[rollei_list] Re: Vastly OT: Kippered Herring and Scottish breakfasts

  • From: Peter J Nebergall <iusar4s@xxxxxxxx>
  • To: rollei_list@xxxxxxxxxxxxx
  • Date: Sun, 15 Oct 2006 10:55:22 -0500

My mother's father was from Hawick.  I am not talking of Westmoreland,
but old Cumberland... up on the wall.  BEEEEEG difference.  This is the
old "Border Counties, " home of fightin, fussin' and feudin like you
would not believe.  I lived there 4 years, and did my dissertation: 
INDUSTRY AND INSTABILITY.  Chapter 2:  "1700 Yars of Border Violence," is
a long and monotonous list, ending with "after reading this, one may be
legitimately surprised to find anyone alive there at all..."  These
people are unique...  Their interest is in "poteen," alcohol, not good
cooking.
PJN

On Fri, 13 Oct 2006 19:55:36 -0700 Jerry Lehrer <jerryleh@xxxxxxxxxxx>
writes:
Peter, 
Again I must differ!  Cumbria is where the Lakes district is.

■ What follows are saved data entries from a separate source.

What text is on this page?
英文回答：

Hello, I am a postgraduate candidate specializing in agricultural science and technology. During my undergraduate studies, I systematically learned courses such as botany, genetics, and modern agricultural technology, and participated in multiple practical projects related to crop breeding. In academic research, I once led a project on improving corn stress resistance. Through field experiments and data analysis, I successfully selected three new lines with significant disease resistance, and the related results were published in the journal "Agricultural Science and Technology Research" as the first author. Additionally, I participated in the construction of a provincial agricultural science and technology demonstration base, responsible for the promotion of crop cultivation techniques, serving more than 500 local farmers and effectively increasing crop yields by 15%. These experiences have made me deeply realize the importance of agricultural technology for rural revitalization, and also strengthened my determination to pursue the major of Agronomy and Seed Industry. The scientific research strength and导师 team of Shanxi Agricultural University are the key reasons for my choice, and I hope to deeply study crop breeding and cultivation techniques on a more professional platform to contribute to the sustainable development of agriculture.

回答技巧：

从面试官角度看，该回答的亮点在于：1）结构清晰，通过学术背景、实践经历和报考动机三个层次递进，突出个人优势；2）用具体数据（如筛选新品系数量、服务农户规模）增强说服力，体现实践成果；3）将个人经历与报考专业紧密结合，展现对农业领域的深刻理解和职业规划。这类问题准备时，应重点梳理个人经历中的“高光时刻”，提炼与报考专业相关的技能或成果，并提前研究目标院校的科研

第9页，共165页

Some of the
hotels at which 
we stayed, served exquisite meals, including a FEB. 
Cumbria has some of the most photogenic subjects in the UK. Just don't go
in the 
summer. 
Scottish breakfasts are not so bad compared with an Irish "Fry-Up".  I
even think 
they fried the orange juice and the tea! 
Jerry 
Peter J Nebergall wrote: 
 My English wife (Sandy is from York) showed me how good English food can
be -- just as the rest of the world showed me how rarely it meets her
standard.  US Bacon is "streaky bacon" in the UK, a completely different
cut. I was working in the Border Counties, a few years ago, and the B&B
keeper, a retired rugger, made these enormous, greasy "Scottish
breakfasts," after which he'd say:  "With a breakfast like this, you
don't need lunch..."  My answer:  "After such a meal, I can't eat lunch;
my gut hanna' recovered fra' the insult!" Cumbria.  Good place for a
Rollei -- don't stop to eat there ...Peter On Fri, 13 Oct 2006 06:41:27
+0100 Frank Dernie <Frank.Dernie@xxxxxxxxxxxxxx> writes: 
Hi Jerry,I know what you mean about tinned beans, nevertheless they are
popular and apparently nutritious except for the excessive sugar. Quite
big differences exist in the world about bacon and toast, some like hot
others cooled, some like crisp some not. I prefer hot toast and fairly
crisp bacon but that is how my mother cooked it...... Our performance
this season has not been bad luck IMHO :-(all the best,Frank On 13 Oct,
2006, at 03:55, Jerry Lehrer wrote: 
Frank,

  
  
I guess one could say that my statement on kippers in a full English 
breakfast was a test.You passed!Kippers and eggs were an 
alternative to a FEB.Also gammon and eggs. 
  
  
I never could get used to canned baked beans with breakfast.I 
taught the chef at The Oaks how to make hash brown potatoes 
as our alternative.My wife's objection was that the toast was always 
cold und dry and the bacon was undercooked. 
  
  
I hope you have better luck in Brazil than you had in the far East.